Die erste Geschichte der Bibel erzählt davon, dass der Mensch sein will, wie Gott, also Gutes von Bösem scheiden kann.

Den gesamten Rest der Bibel versucht Gott dann wiederum, dass wir Menschen erkennen, dass wir Menschen sind – und dass Gott Gott ist.

So wissen wir bis auf den heutigen Tag sehr wohl, was gut ist. Regeln aufstellen ist einfach! Jeder kann der nächste Super-Apostel sein, wenn es nur darum geht.

Es braucht wirklich keinen Paulus oder irgendeinen anderen Apostel, um die Regeln aus dem Römerbrief gut zu finden. Sie sind wirklich ziemlich universell. Kant kam da auch schon drauf, als er seinen kategorischen Imperativ aufstellte: „Handle nur nach derjenigen Maxime, durch die du zugleich wollen kannst, dass sie ein allgemeines Gesetz werde.“

Regeln aufstellen ist einfach – Regeln halten ist unendlich schwer.
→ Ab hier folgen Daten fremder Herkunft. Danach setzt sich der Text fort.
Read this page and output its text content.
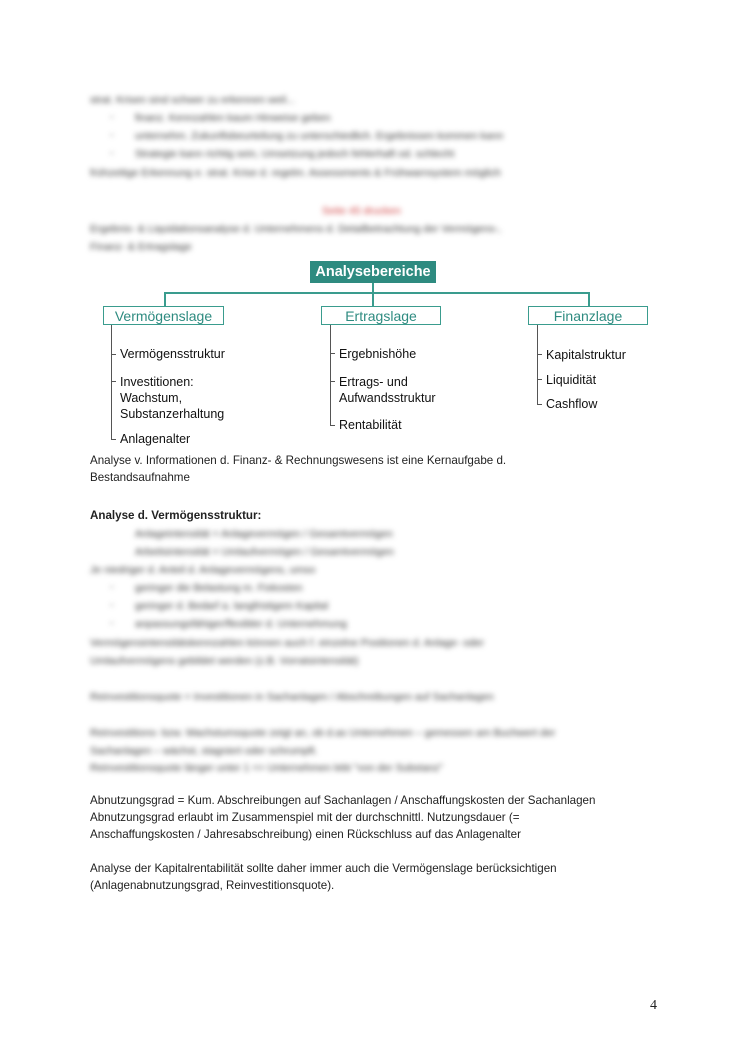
strat. Krisen sind schwer zu erkennen weil...
- finanz. Kennzahlen kaum Hinweise geben
- unternehm. Zukunftsbeurteilung zu unterschiedlich. Ergebnissen kommen kann
- Strategie kann richtig sein, Umsetzung jedoch fehlerhaft od. schlecht
frühzeitige Erkennung e. strat. Krise d. regelm. Assessments & Frühwarnsystem möglich
Seite 45 drucken
Ergebnis- & Liquidationsanalyse d. Unternehmens d. Detailbetrachtung der Vermögens-,
Finanz- & Ertragslage
Analysebereiche
Vermögenslage	Ertragslage	Finanzlage
Vermögensstruktur
Investitionen:
Wachstum,
Substanzerhaltung
Anlagenalter
Ergebnishöhe
Ertrags- und
Aufwandsstruktur
Rentabilität
Kapitalstruktur
Liquidität
Cashflow
Analyse v. Informationen d. Finanz- & Rechnungswesens ist eine Kernaufgabe d.
Bestandsaufnahme
Analyse d. Vermögensstruktur:
Anlageintensität = Anlagevermögen / Gesamtvermögen
Arbeitsintensität = Umlaufvermögen / Gesamtvermögen
Je niedriger d. Anteil d. Anlagevermögens, umso
- geringer die Belastung m. Fixkosten
- geringer d. Bedarf a. langfristigem Kapital
- anpassungsfähiger/flexibler d. Unternehmung
Vermögensintensitätskennzahlen können auch f. einzelne Positionen d. Anlage- oder
Umlaufvermögens gebildet werden (z.B. Vorratsintensität)
Reinvestitionsquote = Investitionen in Sachanlagen / Abschreibungen auf Sachanlagen
Reinvestitions- bzw. Wachstumsquote zeigt an, ob d.as Unternehmen – gemessen am Buchwert der
Sachanlagen – wächst, stagniert oder schrumpft.
Reinvestitionsquote länger unter 1 => Unternehmen lebt "von der Substanz"
Abnutzungsgrad = Kum. Abschreibungen auf Sachanlagen / Anschaffungskosten der Sachanlagen
Abnutzungsgrad erlaubt im Zusammenspiel mit der durchschnittl. Nutzungsdauer (=
Anschaffungskosten / Jahresabschreibung) einen Rückschluss auf das Anlagenalter
Analyse der Kapitalrentabilität sollte daher immer auch die Vermögenslage berücksichtigen
(Anlagenabnutzungsgrad, Reinvestitionsquote).
4
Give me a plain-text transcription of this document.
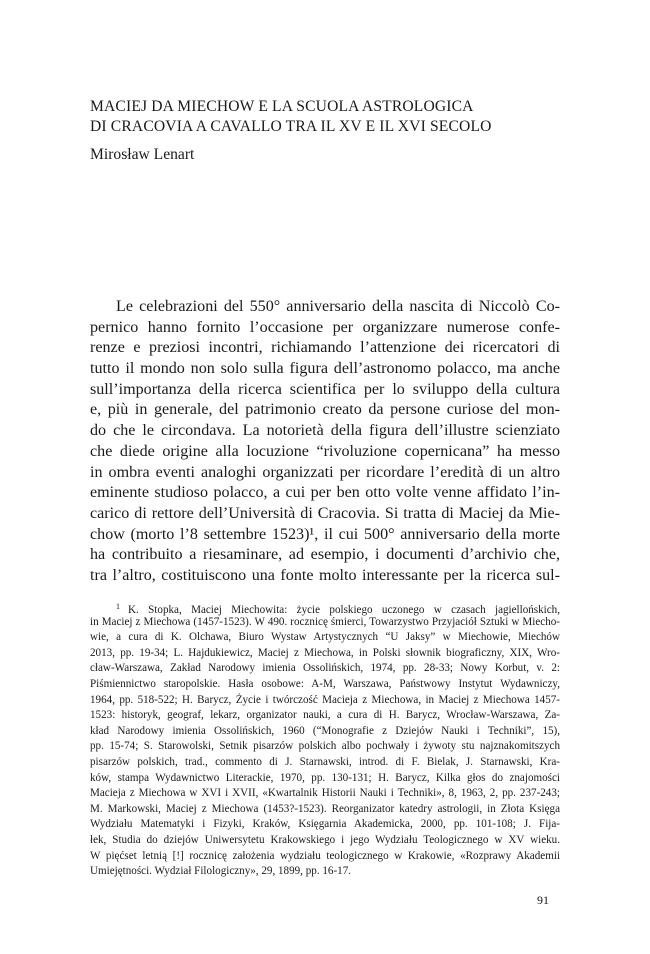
MACIEJ DA MIECHOW E LA SCUOLA ASTROLOGICA
DI CRACOVIA A CAVALLO TRA IL XV E IL XVI SECOLO
Mirosław Lenart
Le celebrazioni del 550° anniversario della nascita di Niccolò Co-
pernico hanno fornito l’occasione per organizzare numerose confe-
renze e preziosi incontri, richiamando l’attenzione dei ricercatori di
tutto il mondo non solo sulla figura dell’astronomo polacco, ma anche
sull’importanza della ricerca scientifica per lo sviluppo della cultura
e, più in generale, del patrimonio creato da persone curiose del mon-
do che le circondava. La notorietà della figura dell’illustre scienziato
che diede origine alla locuzione “rivoluzione copernicana” ha messo
in ombra eventi analoghi organizzati per ricordare l’eredità di un altro
eminente studioso polacco, a cui per ben otto volte venne affidato l’in-
carico di rettore dell’Università di Cracovia. Si tratta di Maciej da Mie-
chow (morto l’8 settembre 1523)¹, il cui 500° anniversario della morte
ha contribuito a riesaminare, ad esempio, i documenti d’archivio che,
tra l’altro, costituiscono una fonte molto interessante per la ricerca sul-
$^1$ K. Stopka, Maciej Miechowita: życie polskiego uczonego w czasach jagiellońskich,
in Maciej z Miechowa (1457-1523). W 490. rocznicę śmierci, Towarzystwo Przyjaciół Sztuki w Miecho-
wie, a cura di K. Olchawa, Biuro Wystaw Artystycznych “U Jaksy” w Miechowie, Miechów
2013, pp. 19-34; L. Hajdukiewicz, Maciej z Miechowa, in Polski słownik biograficzny, XIX, Wro-
cław-Warszawa, Zakład Narodowy imienia Ossolińskich, 1974, pp. 28-33; Nowy Korbut, v. 2:
Piśmiennictwo staropolskie. Hasła osobowe: A-M, Warszawa, Państwowy Instytut Wydawniczy,
1964, pp. 518-522; H. Barycz, Życie i twórczość Macieja z Miechowa, in Maciej z Miechowa 1457-
1523: historyk, geograf, lekarz, organizator nauki, a cura di H. Barycz, Wrocław-Warszawa, Za-
kład Narodowy imienia Ossolińskich, 1960 (“Monografie z Dziejów Nauki i Techniki”, 15),
pp. 15-74; S. Starowolski, Setnik pisarzów polskich albo pochwały i żywoty stu najznakomitszych
pisarzów polskich, trad., commento di J. Starnawski, introd. di F. Bielak, J. Starnawski, Kra-
ków, stampa Wydawnictwo Literackie, 1970, pp. 130-131; H. Barycz, Kilka głos do znajomości
Macieja z Miechowa w XVI i XVII, «Kwartalnik Historii Nauki i Techniki», 8, 1963, 2, pp. 237-243;
M. Markowski, Maciej z Miechowa (1453?-1523). Reorganizator katedry astrologii, in Złota Księga
Wydziału Matematyki i Fizyki, Kraków, Księgarnia Akademicka, 2000, pp. 101-108; J. Fija-
łek, Studia do dziejów Uniwersytetu Krakowskiego i jego Wydziału Teologicznego w XV wieku.
W pięćset letnią [!] rocznicę założenia wydziału teologicznego w Krakowie, «Rozprawy Akademii
Umiejętności. Wydział Filologiczny», 29, 1899, pp. 16-17.
91
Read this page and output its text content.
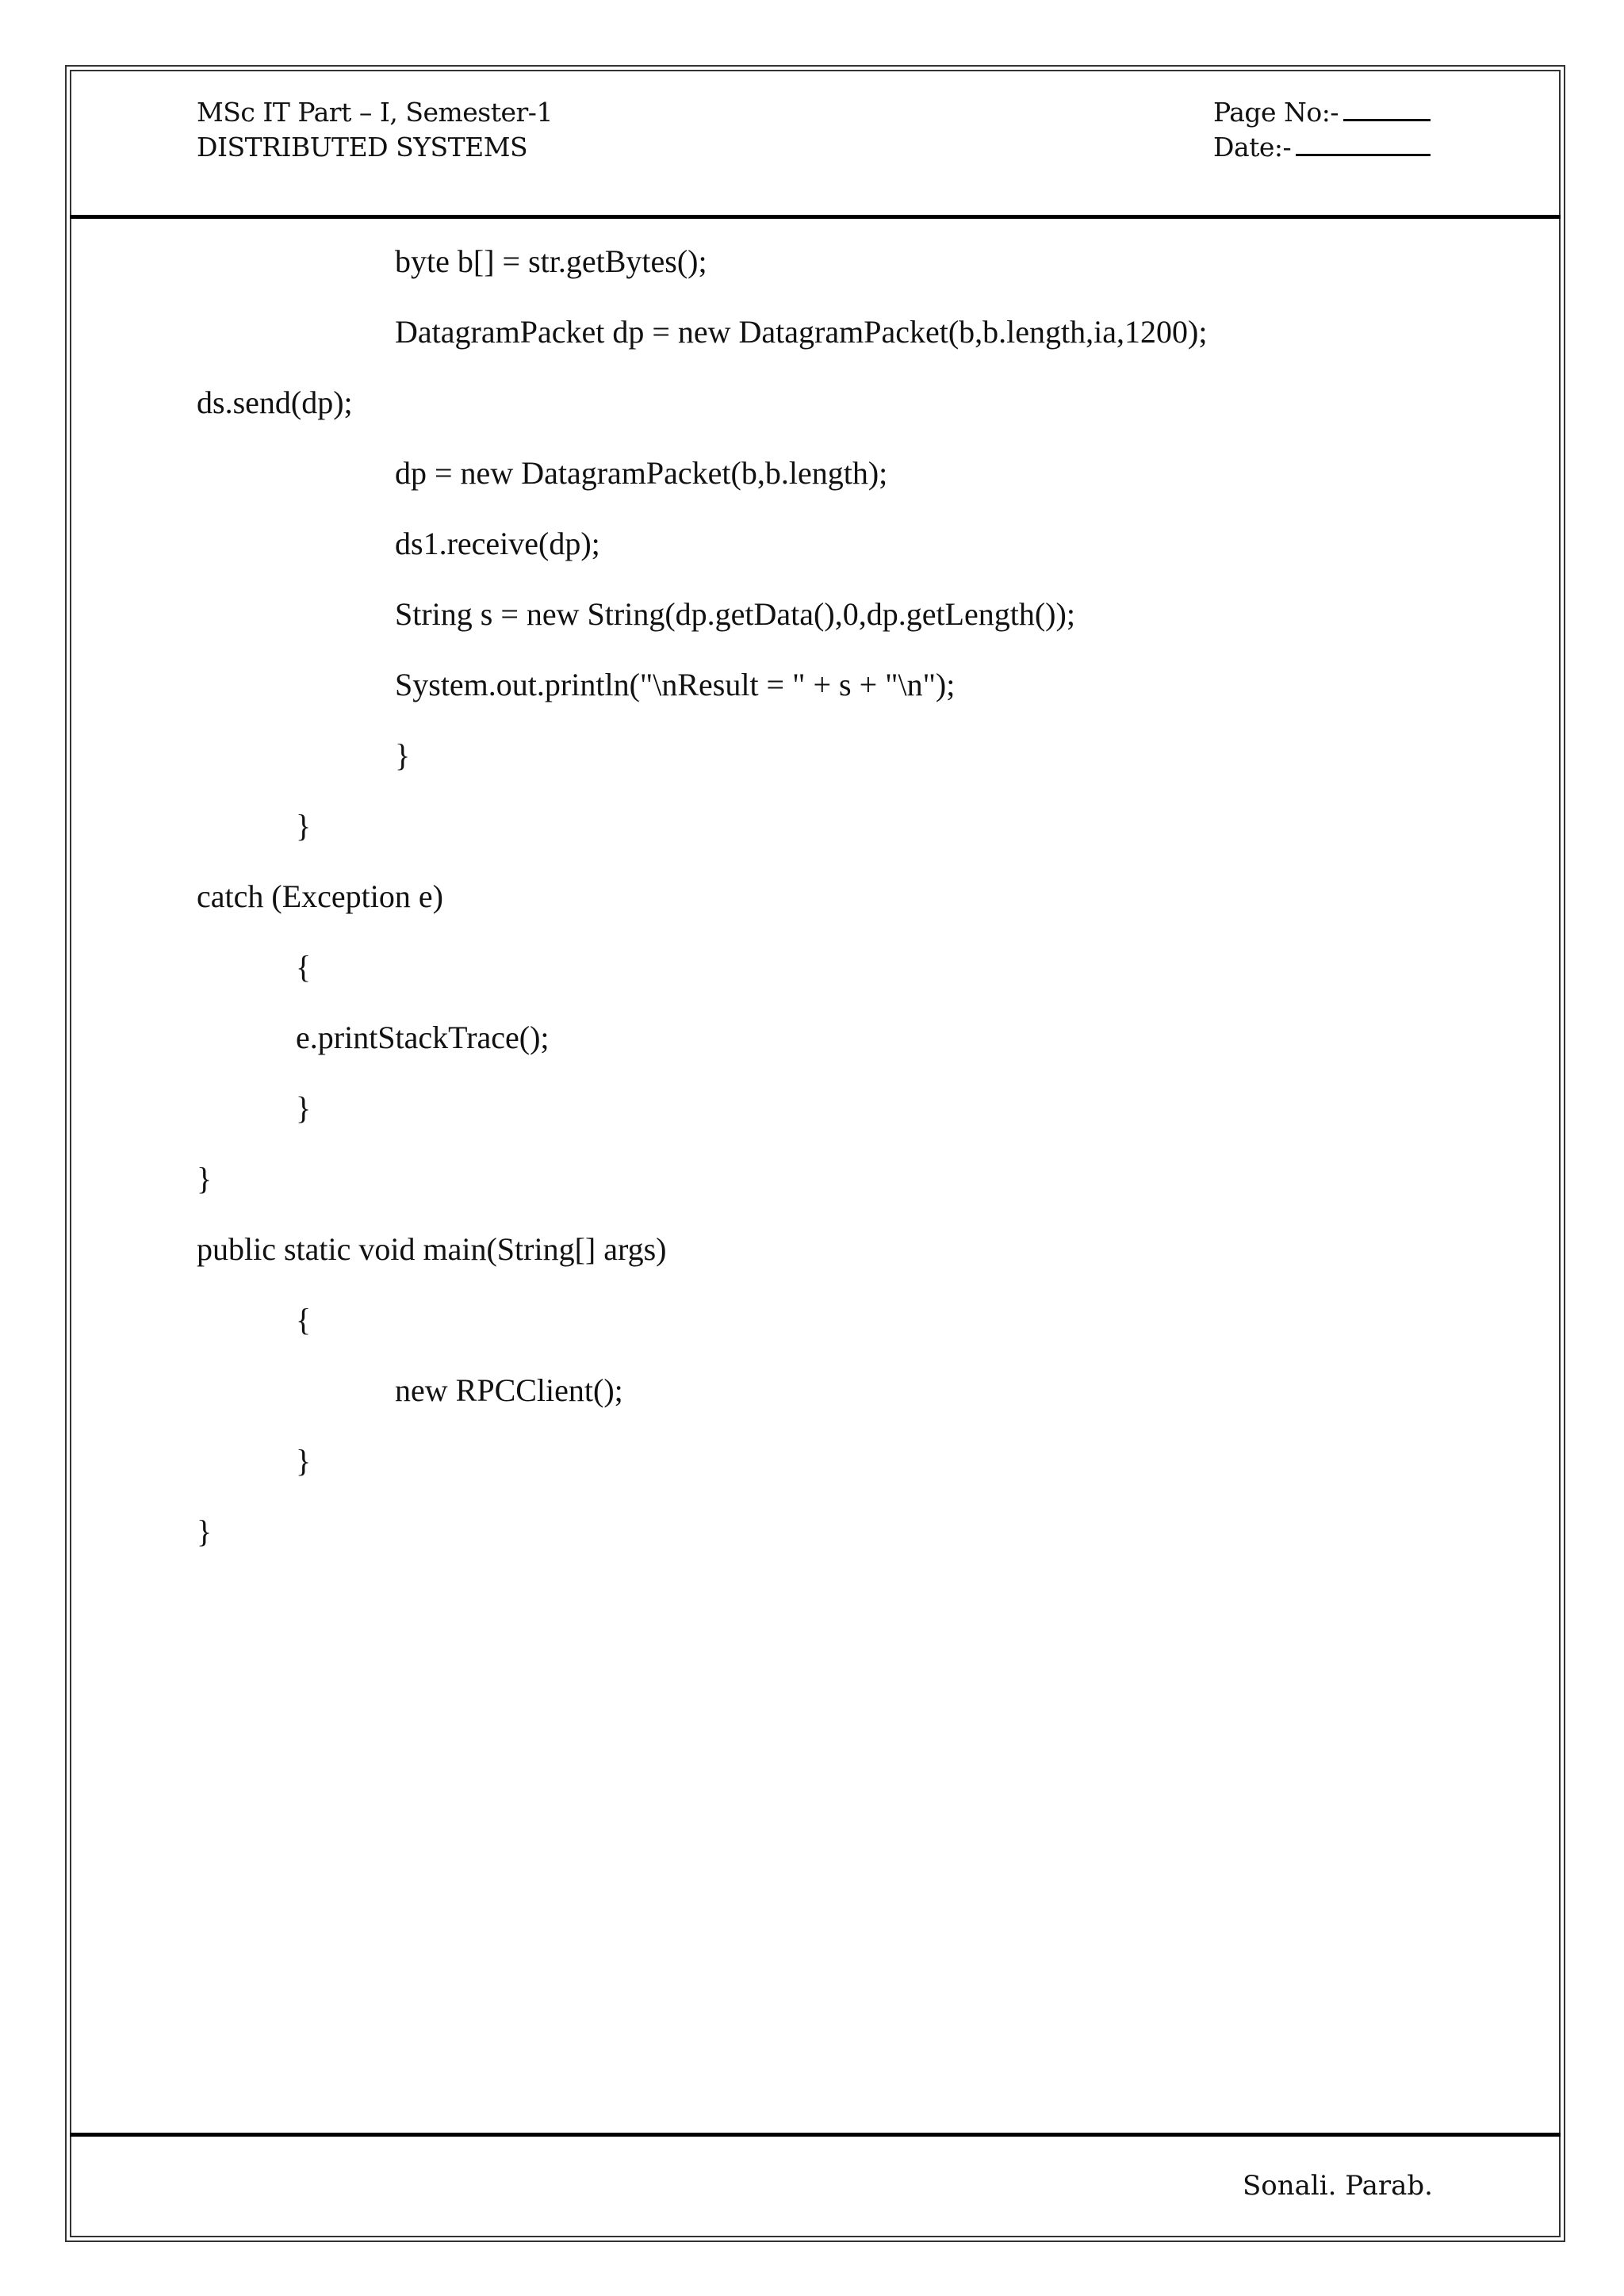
MSc IT Part – I, Semester-1
DISTRIBUTED SYSTEMS
Page No:-
Date:-
byte b[] = str.getBytes();
DatagramPacket dp = new DatagramPacket(b,b.length,ia,1200);
ds.send(dp);
dp = new DatagramPacket(b,b.length);
ds1.receive(dp);
String s = new String(dp.getData(),0,dp.getLength());
System.out.println("\nResult = " + s + "\n");
}
}
catch (Exception e)
{
e.printStackTrace();
}
}
public static void main(String[] args)
{
new RPCClient();
}
}
Sonali. Parab.
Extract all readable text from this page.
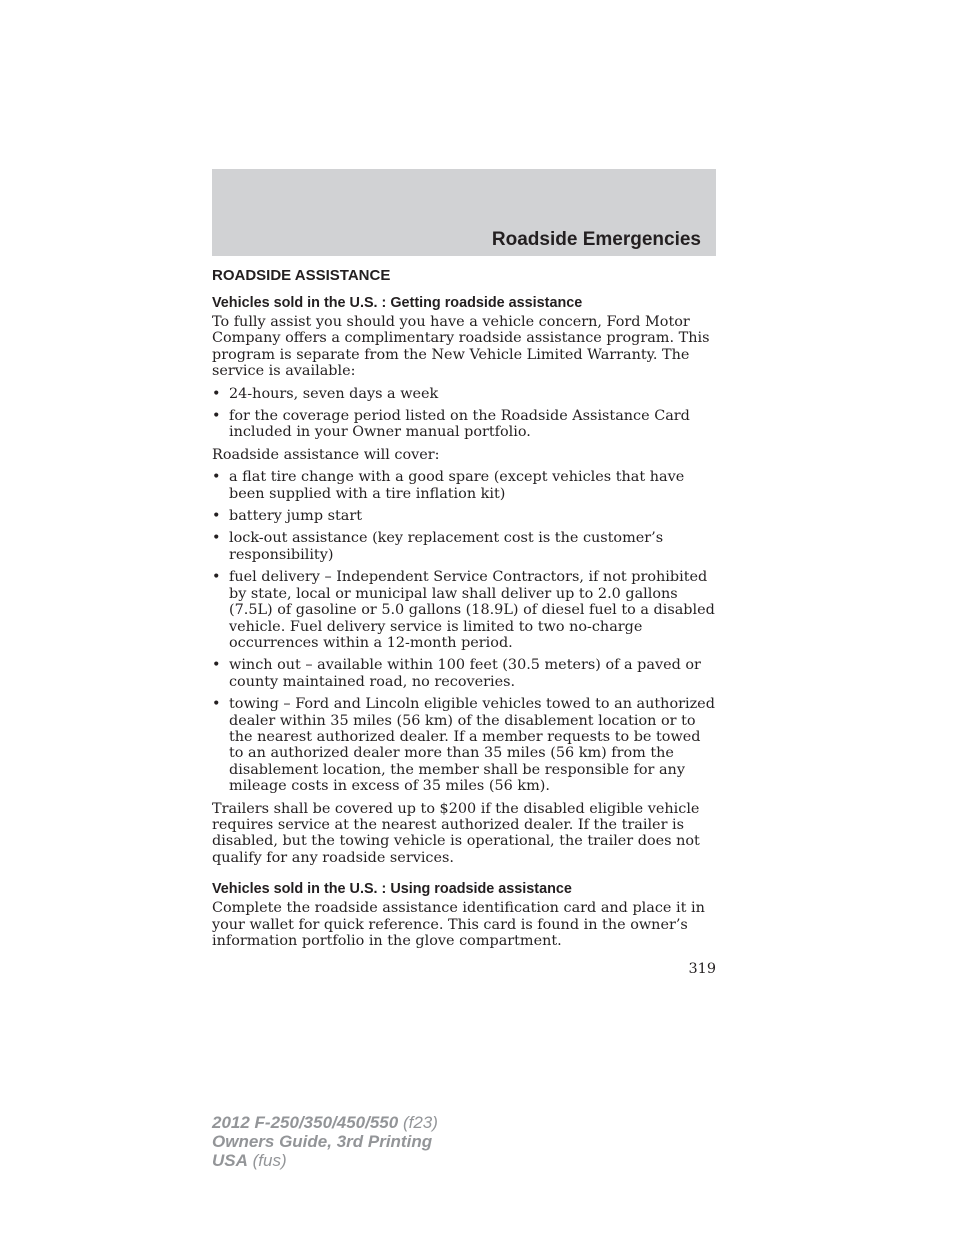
Roadside Emergencies
ROADSIDE ASSISTANCE
Vehicles sold in the U.S. : Getting roadside assistance
To fully assist you should you have a vehicle concern, Ford Motor Company offers a complimentary roadside assistance program. This program is separate from the New Vehicle Limited Warranty. The service is available:
• 24-hours, seven days a week
• for the coverage period listed on the Roadside Assistance Card included in your Owner manual portfolio.
Roadside assistance will cover:
• a flat tire change with a good spare (except vehicles that have been supplied with a tire inflation kit)
• battery jump start
• lock-out assistance (key replacement cost is the customer’s responsibility)
• fuel delivery – Independent Service Contractors, if not prohibited by state, local or municipal law shall deliver up to 2.0 gallons (7.5L) of gasoline or 5.0 gallons (18.9L) of diesel fuel to a disabled vehicle. Fuel delivery service is limited to two no-charge occurrences within a 12-month period.
• winch out – available within 100 feet (30.5 meters) of a paved or county maintained road, no recoveries.
• towing – Ford and Lincoln eligible vehicles towed to an authorized dealer within 35 miles (56 km) of the disablement location or to the nearest authorized dealer. If a member requests to be towed to an authorized dealer more than 35 miles (56 km) from the disablement location, the member shall be responsible for any mileage costs in excess of 35 miles (56 km).
Trailers shall be covered up to $200 if the disabled eligible vehicle requires service at the nearest authorized dealer. If the trailer is disabled, but the towing vehicle is operational, the trailer does not qualify for any roadside services.
Vehicles sold in the U.S. : Using roadside assistance
Complete the roadside assistance identification card and place it in your wallet for quick reference. This card is found in the owner’s information portfolio in the glove compartment.
319
2012 F-250/350/450/550 (f23)
Owners Guide, 3rd Printing
USA (fus)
Für mich erfüllen die Regeln der Bibel deswegen eine Doppelrolle:

  1. Ich kann sie gut finden.
    In einer Welt des “Ich Ich Ich” tut es mir unendlich gut, diese Gebote zu lesen, die den Blick auf’s “Du” legen. In einer Welt, wo der (möglichst reiche) Kunde König ist, jubele ich innerlich darüber, wenn Gott ein bettelarmes Kind in Windeln zum König erklärt. In einer Welt, in der das richtige Handy, das richtige Auto, das richtige Haus, die richtigen Urlaubsziele und der richtige Körper zum Maß aller Dinge erklärt werden, bin ich geradezu dankbar darüber, dass die Bibel sagt: Staub bist du, und zum Staub kehrst du zurück.
    Ich kann sie gut finden, diese Regeln des Paulus, diese Regeln Gottes.
    Und einen Gott, der gute Regeln gibt, den kann auch ich gut finden.
    Meine Sehnsucht nach Gerechtigkeit und einem Himmel, in dem Frieden herrscht, begegnet in all diesen Regeln der gleichen Sehnsucht Gottes nach dem gleichen Himmel.
  2. Ich kann sie nicht halten.
    Regeln erfinden ist leicht – Regeln halten ist unglaublich schwer. Ich wüsste nicht, dass ich schonmal jemand getötet hätte, aber ich hoffe inständig, dass Gott nicht mitgezählt hat beim zehnten Gebot: “Du sollst nicht nach dem Haus deines Nächsten verlangen. Du sollst nicht nach der Frau deines Nächsten verlangen, nach seinem Sklaven oder seiner Sklavin, seinem Rind oder seinem Esel oder nach irgendetwas, das deinem Nächsten gehört.”
    Von den Regeln des Paulus ganz zu schweigen – finde ich alle gut, scheitere aber ohne Unterlass daran.
    Wir mögen mit Gott gemeinsam haben, dass wir Böses von Gutem scheiden können, wie es das Alte Testament sagt. Aber das Gute denn auch zu tun, das hat uns Gott so oft voraus.
    Wir sind deswegen gut beraten, demütig und barmherzig zu sein.
    Demütig, weil wir Menschen sind, und weil Gott Gott ist.
    Barmherzig, weil wir nicht das moralische Gewicht Gottes haben, Richter zu sein. Barmherzig sein, weil wir ebenso an unseren eigenen Werten scheitern, wie so viele vor uns, mit uns und nach uns. Gott braucht keine Regeln, damit wir uns an ihnen abarbeiten. Sie braucht Menschen, die einander die Hand reichen, trotz allem.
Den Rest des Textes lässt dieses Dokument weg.